To be fair, some of the takers are getting a second dose of vaccine, which doesn't help the state reach that 70% goal.
"On the White House call, I think they said there are 16 other states and the District of Columbia that have already done it, so we know it can be done. We're pulling out all the stops, and we're making vaccines available just about anywhere, almost literally on any street corner across the state," he said.
To help the state get there, the city of Wilmington announced two weeks ago that anyone hosting an event in the city must also offer the vaccine in order to get a permit.
While the governor remains optimistic the state will reach the goal, even if it doesn't, he called it good motivation.
"The goal of getting to 70% has helped us think through and continue to stay focused on getting shots in people's arms and the best and fastest way to do that," he said.
To find out where you can get a vaccine in Delaware, click here. Anyone vaccinated at any point since vaccines became available will be eligible for a cash grand-prize and two low-digit license plates as part of the state's vaccine incentive program.
"Let's get vaccinated. Let's really go all-out this last week, get your name in there for $302,000 grand prize drawing on June 30," said Carney.
But after Independence Day, regardless of whether the state's and Biden's goal is met, the push to get shots in arms won't be coming to a grinding halt.

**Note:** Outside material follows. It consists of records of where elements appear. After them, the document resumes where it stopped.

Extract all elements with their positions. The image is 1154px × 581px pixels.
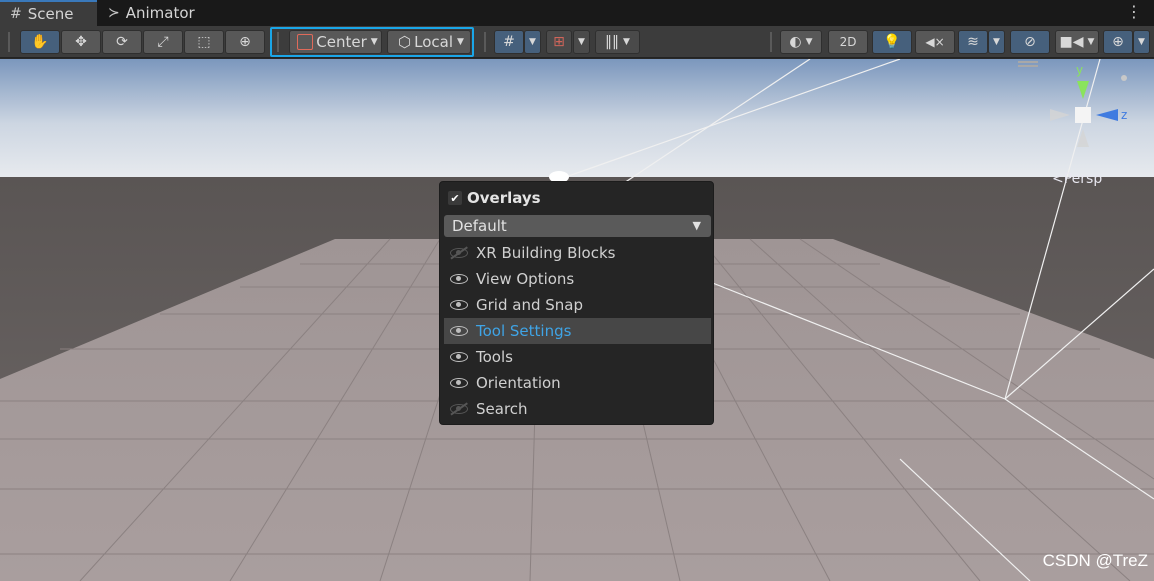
overlay-preset-dropdown[interactable]: Default ▼ (444, 215, 711, 237)
gizmos-button[interactable]: ⊕ (1103, 30, 1133, 54)
lightbulb-icon: 💡 (883, 34, 901, 50)
overlay-item-label: XR Building Blocks (476, 244, 616, 262)
overlay-item-orientation[interactable]: Orientation (444, 370, 711, 396)
overlay-item-label: View Options (476, 270, 575, 288)
hand-icon: ✋ (31, 34, 49, 50)
chevron-down-icon: ▼ (1087, 37, 1095, 47)
eye-icon[interactable] (450, 300, 468, 310)
layers-icon: ≋ (967, 34, 979, 50)
tab-scene[interactable]: # Scene (0, 0, 97, 26)
overlay-item-xr-building-blocks[interactable]: XR Building Blocks (444, 240, 711, 266)
gizmos-dropdown[interactable]: ▼ (1133, 30, 1150, 54)
shading-sphere-icon: ◐ (789, 34, 802, 50)
gizmo-z-label: z (1121, 108, 1128, 122)
camera-icon: ■◀ (1059, 34, 1084, 50)
overlay-item-view-options[interactable]: View Options (444, 266, 711, 292)
gizmo-icon: ⊕ (1112, 34, 1124, 50)
grid-snap-button[interactable]: ⊞ (546, 30, 572, 54)
draw-mode-dropdown[interactable]: ◐ ▼ (780, 30, 822, 54)
overlays-toggle[interactable]: ✔ Overlays (448, 189, 541, 207)
chevron-down-icon: ▼ (993, 37, 1000, 47)
eye-hidden-icon[interactable] (450, 404, 468, 414)
chevron-down-icon: ▼ (529, 37, 536, 47)
tab-scene-label: Scene (27, 5, 74, 23)
grid-options-dropdown[interactable]: ▼ (524, 30, 541, 54)
scene-lighting-button[interactable]: 💡 (872, 30, 912, 54)
scale-tool-button[interactable]: ⤢ (143, 30, 183, 54)
2d-mode-label: 2D (839, 35, 857, 49)
chevron-down-icon: ▼ (578, 37, 585, 47)
tab-animator[interactable]: ≻ Animator (98, 0, 208, 26)
overlay-item-label: Search (476, 400, 528, 418)
camera-settings-dropdown[interactable]: ■◀ ▼ (1055, 30, 1099, 54)
overlay-item-label: Grid and Snap (476, 296, 583, 314)
chevron-down-icon: ▼ (623, 37, 630, 47)
move-tool-button[interactable]: ✥ (61, 30, 101, 54)
scene-toolbar: ✋ ✥ ⟳ ⤢ ⬚ ⊕ Center ▼ ⬡ Local ▼ # ▼ ⊞ ▼ ‖… (0, 26, 1154, 58)
transform-icon: ⊕ (239, 34, 251, 50)
scale-icon: ⤢ (157, 34, 169, 50)
eye-icon[interactable] (450, 378, 468, 388)
overlays-menu: ✔ Overlays Default ▼ XR Building Blocks … (439, 181, 714, 425)
projection-toggle[interactable]: <Persp (1052, 171, 1102, 187)
audio-mute-icon: ◀× (925, 35, 945, 49)
animator-icon: ≻ (108, 5, 120, 21)
overlays-title: Overlays (467, 189, 541, 207)
effects-button[interactable]: ≋ (958, 30, 988, 54)
highlight-frame (270, 27, 474, 57)
eye-icon[interactable] (450, 326, 468, 336)
chevron-down-icon: ▼ (692, 219, 701, 232)
overlay-item-tools[interactable]: Tools (444, 344, 711, 370)
snap-options-dropdown[interactable]: ▼ (573, 30, 590, 54)
2d-mode-button[interactable]: 2D (828, 30, 868, 54)
tab-animator-label: Animator (125, 4, 195, 22)
overlay-item-label: Tool Settings (476, 322, 572, 340)
snap-icon: ⊞ (553, 34, 565, 50)
gizmo-y-label: y (1076, 63, 1084, 77)
eye-hidden-icon[interactable] (450, 248, 468, 258)
move-icon: ✥ (75, 34, 87, 50)
overlay-item-search[interactable]: Search (444, 396, 711, 422)
increment-snap-dropdown[interactable]: ‖‖ ▼ (595, 30, 640, 54)
rect-tool-button[interactable]: ⬚ (184, 30, 224, 54)
toolbar-grip[interactable] (770, 32, 772, 52)
toolbar-grip[interactable] (484, 32, 486, 52)
overlay-list: XR Building Blocks View Options Grid and… (444, 240, 711, 422)
checkmark-icon[interactable]: ✔ (448, 191, 462, 205)
overlay-item-grid-and-snap[interactable]: Grid and Snap (444, 292, 711, 318)
grid-hash-icon: # (10, 6, 22, 22)
eye-hidden-icon: ⊘ (1024, 34, 1036, 50)
scene-visibility-button[interactable]: ⊘ (1010, 30, 1050, 54)
overlay-preset-label: Default (452, 217, 507, 235)
more-options-icon[interactable]: ⋮ (1126, 2, 1142, 21)
eye-icon[interactable] (450, 274, 468, 284)
orientation-gizmo[interactable] (1040, 65, 1130, 165)
transform-tool-button[interactable]: ⊕ (225, 30, 265, 54)
grid-visibility-button[interactable]: # (494, 30, 524, 54)
tab-bar: # Scene ≻ Animator ⋮ (0, 0, 1154, 26)
watermark: CSDN @TreZ (1042, 551, 1148, 570)
effects-dropdown[interactable]: ▼ (988, 30, 1005, 54)
view-tool-button[interactable]: ✋ (20, 30, 60, 54)
rotate-tool-button[interactable]: ⟳ (102, 30, 142, 54)
grid-icon: # (503, 34, 515, 50)
overlay-item-tool-settings[interactable]: Tool Settings (444, 318, 711, 344)
increment-snap-icon: ‖‖ (605, 34, 620, 50)
chevron-down-icon: ▼ (805, 37, 813, 47)
overlay-item-label: Orientation (476, 374, 561, 392)
overlay-item-label: Tools (476, 348, 513, 366)
chevron-down-icon: ▼ (1138, 37, 1145, 47)
eye-icon[interactable] (450, 352, 468, 362)
rotate-icon: ⟳ (116, 34, 128, 50)
audio-toggle-button[interactable]: ◀× (915, 30, 955, 54)
rect-icon: ⬚ (197, 34, 211, 50)
toolbar-grip[interactable] (8, 32, 10, 52)
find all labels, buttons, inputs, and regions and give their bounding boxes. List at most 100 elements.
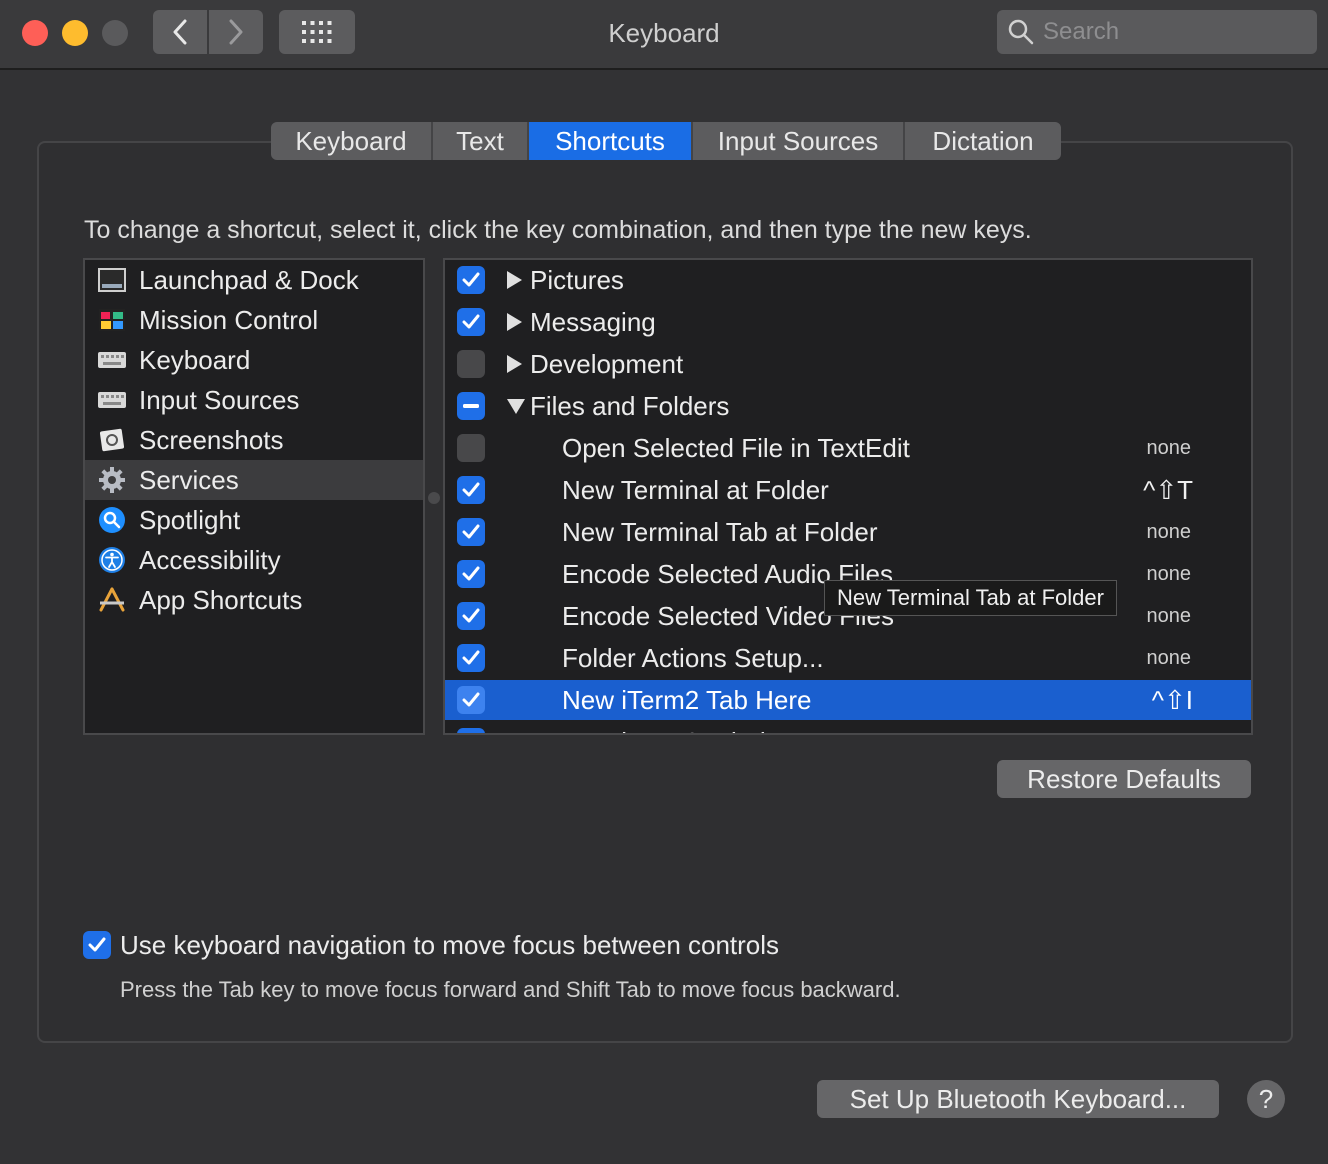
category-keyboard[interactable]: Keyboard: [85, 340, 423, 380]
checkbox[interactable]: [457, 518, 485, 546]
category-app-shortcuts[interactable]: App Shortcuts: [85, 580, 423, 620]
checkbox[interactable]: [457, 560, 485, 588]
search-input[interactable]: [1043, 18, 1303, 46]
tab-keyboard[interactable]: Keyboard: [271, 122, 433, 160]
shortcut-key[interactable]: none: [1147, 437, 1192, 460]
search-icon: [1008, 19, 1034, 45]
checkmark-icon: [462, 734, 480, 735]
help-button[interactable]: ?: [1247, 1080, 1285, 1118]
checkbox-mixed[interactable]: [457, 392, 485, 420]
category-label: Screenshots: [139, 424, 284, 455]
shortcut-group-development[interactable]: Development: [445, 344, 1251, 384]
shortcut-key[interactable]: none: [1147, 563, 1192, 586]
search-field[interactable]: [997, 10, 1317, 54]
checkmark-icon: [462, 566, 480, 581]
shortcut-key[interactable]: none: [1147, 605, 1192, 628]
category-label: Keyboard: [139, 344, 251, 375]
disclosure-triangle-icon[interactable]: [507, 313, 522, 331]
disclosure-triangle-expanded-icon[interactable]: [507, 398, 525, 414]
checkbox[interactable]: [457, 728, 485, 735]
category-list[interactable]: Launchpad & Dock Mission Control Keyboar…: [83, 258, 425, 735]
checkbox[interactable]: [457, 476, 485, 504]
tooltip: New Terminal Tab at Folder: [824, 580, 1117, 616]
title-bar: Keyboard: [0, 0, 1328, 70]
gear-icon: [97, 465, 127, 495]
category-input-sources[interactable]: Input Sources: [85, 380, 423, 420]
group-label: Development: [530, 348, 684, 379]
shortcut-label: New Terminal Tab at Folder: [562, 516, 878, 547]
keyboard-navigation-checkbox[interactable]: [83, 931, 111, 959]
group-label: Files and Folders: [530, 390, 730, 421]
shortcut-key[interactable]: none: [1147, 521, 1192, 544]
shortcut-row-selected[interactable]: New iTerm2 Tab Here ^⇧I: [445, 680, 1251, 720]
group-label: Messaging: [530, 306, 656, 337]
shortcut-key[interactable]: ^⇧T: [1143, 475, 1193, 506]
tab-input-sources[interactable]: Input Sources: [693, 122, 905, 160]
tab-bar: Keyboard Text Shortcuts Input Sources Di…: [271, 122, 1061, 160]
screenshots-icon: [97, 425, 127, 455]
category-spotlight[interactable]: Spotlight: [85, 500, 423, 540]
shortcut-label: New iTerm2 Window Here: [562, 727, 863, 734]
checkbox[interactable]: [457, 602, 485, 630]
shortcut-label: Folder Actions Setup...: [562, 642, 824, 673]
tab-text[interactable]: Text: [433, 122, 529, 160]
checkmark-icon: [462, 692, 480, 707]
shortcut-label: Open Selected File in TextEdit: [562, 432, 910, 463]
checkmark-icon: [462, 314, 480, 329]
checkbox[interactable]: [457, 686, 485, 714]
tab-dictation[interactable]: Dictation: [905, 122, 1061, 160]
bluetooth-keyboard-button[interactable]: Set Up Bluetooth Keyboard...: [817, 1080, 1219, 1118]
checkmark-icon: [462, 272, 480, 287]
category-accessibility[interactable]: Accessibility: [85, 540, 423, 580]
checkbox[interactable]: [457, 350, 485, 378]
shortcut-group-messaging[interactable]: Messaging: [445, 302, 1251, 342]
category-launchpad-dock[interactable]: Launchpad & Dock: [85, 260, 423, 300]
shortcut-row[interactable]: New Terminal at Folder ^⇧T: [445, 470, 1251, 510]
accessibility-icon: [97, 545, 127, 575]
disclosure-triangle-icon[interactable]: [507, 271, 522, 289]
shortcut-row[interactable]: Open Selected File in TextEdit none: [445, 428, 1251, 468]
shortcut-key[interactable]: none: [1147, 647, 1192, 670]
keyboard-icon: [97, 345, 127, 375]
checkbox[interactable]: [457, 308, 485, 336]
input-sources-icon: [97, 385, 127, 415]
shortcut-row[interactable]: Folder Actions Setup... none: [445, 638, 1251, 678]
category-label: Launchpad & Dock: [139, 264, 359, 295]
restore-defaults-button[interactable]: Restore Defaults: [997, 760, 1251, 798]
shortcut-group-files-and-folders[interactable]: Files and Folders: [445, 386, 1251, 426]
spotlight-icon: [97, 505, 127, 535]
splitter-handle[interactable]: [428, 492, 440, 504]
group-label: Pictures: [530, 264, 624, 295]
shortcut-list[interactable]: Pictures Messaging Development Files and…: [443, 258, 1253, 735]
mission-control-icon: [97, 305, 127, 335]
checkmark-icon: [462, 524, 480, 539]
shortcut-row[interactable]: New iTerm2 Window Here: [445, 722, 1251, 735]
tab-shortcuts[interactable]: Shortcuts: [529, 122, 693, 160]
checkmark-icon: [462, 608, 480, 623]
category-label: Input Sources: [139, 384, 300, 415]
category-services[interactable]: Services: [85, 460, 423, 500]
checkmark-icon: [88, 937, 106, 952]
checkmark-icon: [462, 482, 480, 497]
keyboard-navigation-label[interactable]: Use keyboard navigation to move focus be…: [120, 930, 779, 961]
instructions-text: To change a shortcut, select it, click t…: [84, 216, 1032, 244]
keyboard-navigation-hint: Press the Tab key to move focus forward …: [120, 977, 901, 1002]
shortcut-label: New Terminal at Folder: [562, 474, 829, 505]
category-screenshots[interactable]: Screenshots: [85, 420, 423, 460]
shortcut-row[interactable]: New Terminal Tab at Folder none: [445, 512, 1251, 552]
shortcut-key[interactable]: ^⇧I: [1152, 685, 1193, 716]
launchpad-dock-icon: [97, 265, 127, 295]
checkbox[interactable]: [457, 266, 485, 294]
checkbox[interactable]: [457, 644, 485, 672]
category-label: Accessibility: [139, 544, 281, 575]
checkmark-icon: [462, 650, 480, 665]
category-label: Spotlight: [139, 504, 241, 535]
checkbox[interactable]: [457, 434, 485, 462]
minus-icon: [463, 404, 479, 408]
shortcut-label: New iTerm2 Tab Here: [562, 684, 812, 715]
category-mission-control[interactable]: Mission Control: [85, 300, 423, 340]
shortcut-group-pictures[interactable]: Pictures: [445, 260, 1251, 300]
category-label: App Shortcuts: [139, 584, 303, 615]
category-label: Services: [139, 464, 239, 495]
disclosure-triangle-icon[interactable]: [507, 355, 522, 373]
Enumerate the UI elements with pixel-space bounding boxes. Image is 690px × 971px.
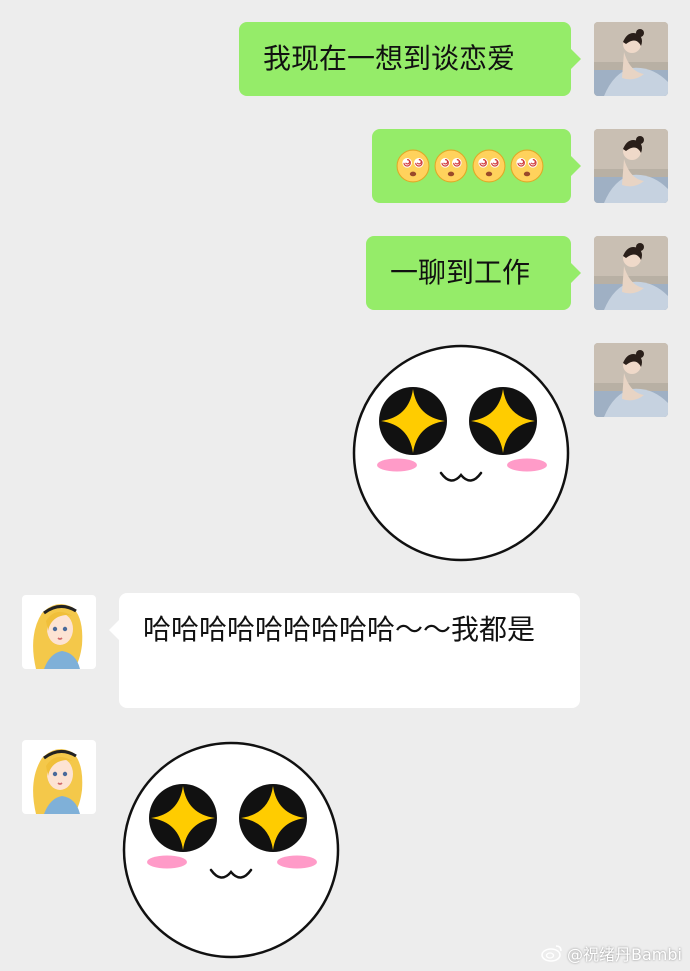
starry-eyes-sticker[interactable] <box>351 343 571 563</box>
starry-eyes-face-icon <box>351 343 571 563</box>
starry-eyes-sticker[interactable] <box>121 740 341 960</box>
starry-eyes-face-icon <box>121 740 341 960</box>
message-bubble-self[interactable]: 我现在一想到谈恋爱 <box>239 22 581 96</box>
message-bubble-self[interactable] <box>372 129 581 203</box>
dizzy-face-icon <box>510 149 544 183</box>
other-avatar[interactable] <box>22 740 96 814</box>
message-text: 一聊到工作 <box>390 256 531 289</box>
message-bubble-other[interactable]: 哈哈哈哈哈哈哈哈哈～～我都是 <box>109 593 580 708</box>
weibo-icon <box>541 945 562 962</box>
self-avatar[interactable] <box>594 343 668 417</box>
message-text: 我现在一想到谈恋爱 <box>263 42 516 75</box>
dizzy-face-icon <box>434 149 468 183</box>
watermark: @祝绪丹Bambi <box>541 941 682 965</box>
message-bubble-self[interactable]: 一聊到工作 <box>366 236 581 310</box>
self-avatar[interactable] <box>594 129 668 203</box>
watermark-text: @祝绪丹Bambi <box>567 945 682 964</box>
dizzy-face-icon <box>396 149 430 183</box>
other-avatar[interactable] <box>22 595 96 669</box>
dizzy-face-icon <box>472 149 506 183</box>
self-avatar[interactable] <box>594 22 668 96</box>
message-text: 哈哈哈哈哈哈哈哈哈～～我都是 <box>143 613 536 646</box>
self-avatar[interactable] <box>594 236 668 310</box>
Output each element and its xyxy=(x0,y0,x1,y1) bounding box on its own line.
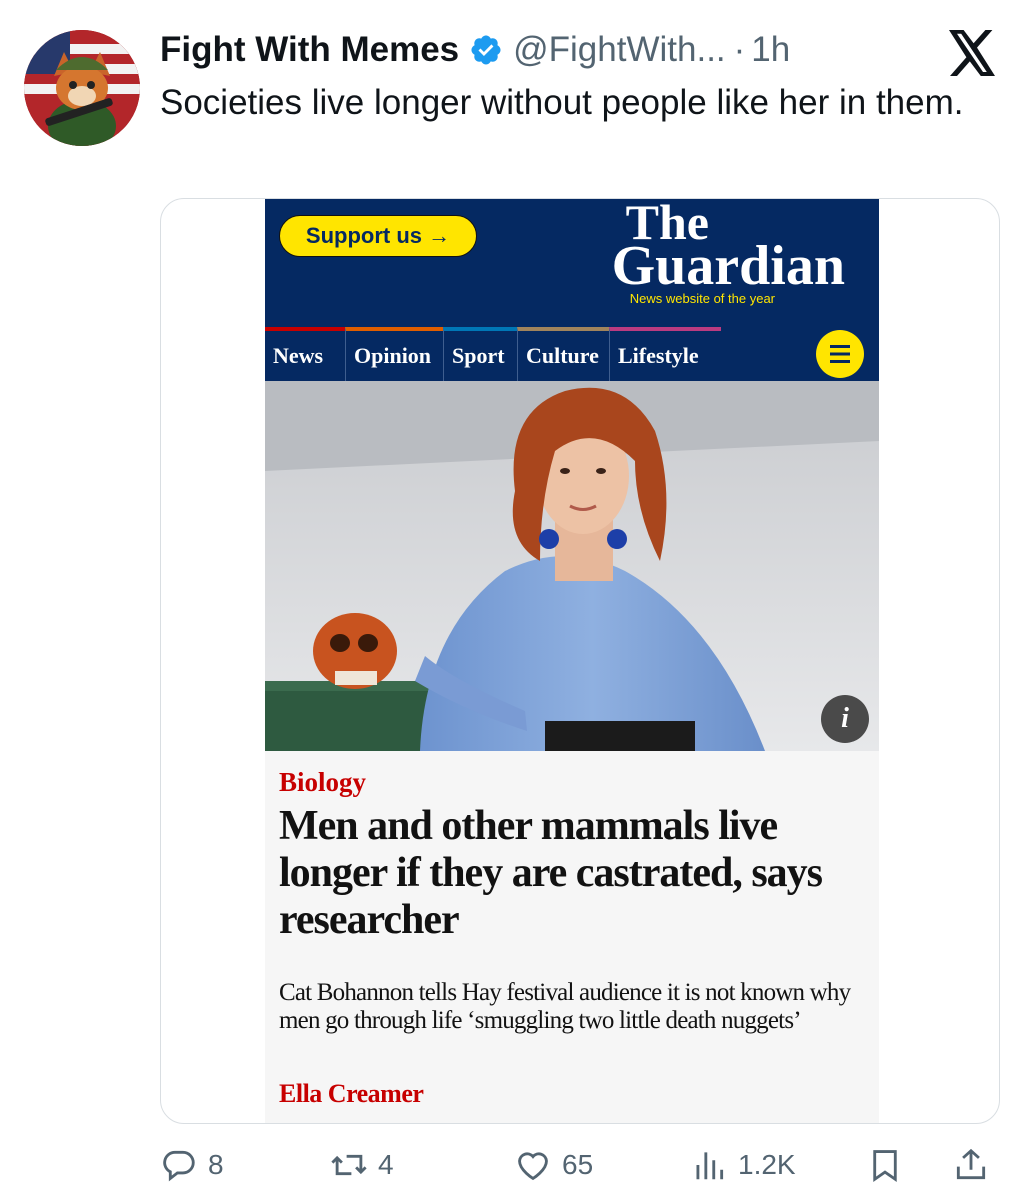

"No, no, we're going full-out; it's not the end, it may be the end of the beginning, it's certainly not the end," he said. "We're going to focus on the younger age-eligible children and students, looking forward to bringing children back for in-person instruction next fall, we really need to get those numbers up," said Carney.
Dr. Karyl Rattay, director of the Division of Public Health, echoed those sentiments.
"We still have our work cut out for us," she said. "We really want to see our vaccine rates go much higher for first and second doses....really reaching individuals that we have not been as successful in getting vaccinated yet and really learning what are the concerns, the barriers to getting vaccinated and addressing those concerns," she said.'
Right now, Rattay said there's no vaccination rate established that will bring about herd immunity.
"I can tell you that I am excited about us getting to the 70% first dose, but I think it's important that we be realistic, that that is not an umber that's going to suppress the virus--the virus will still be out there, it will still be circulating, and there will still be individuals who are vulnerable, mainly those who have not been vaccinated, and that's especially the case because of the variants," said Rattay. "But because of the variants and because our young adults and adolescents--still the majority are not vaccinated--we can't expect that we will be able to suppress the virus until we get those numbers up."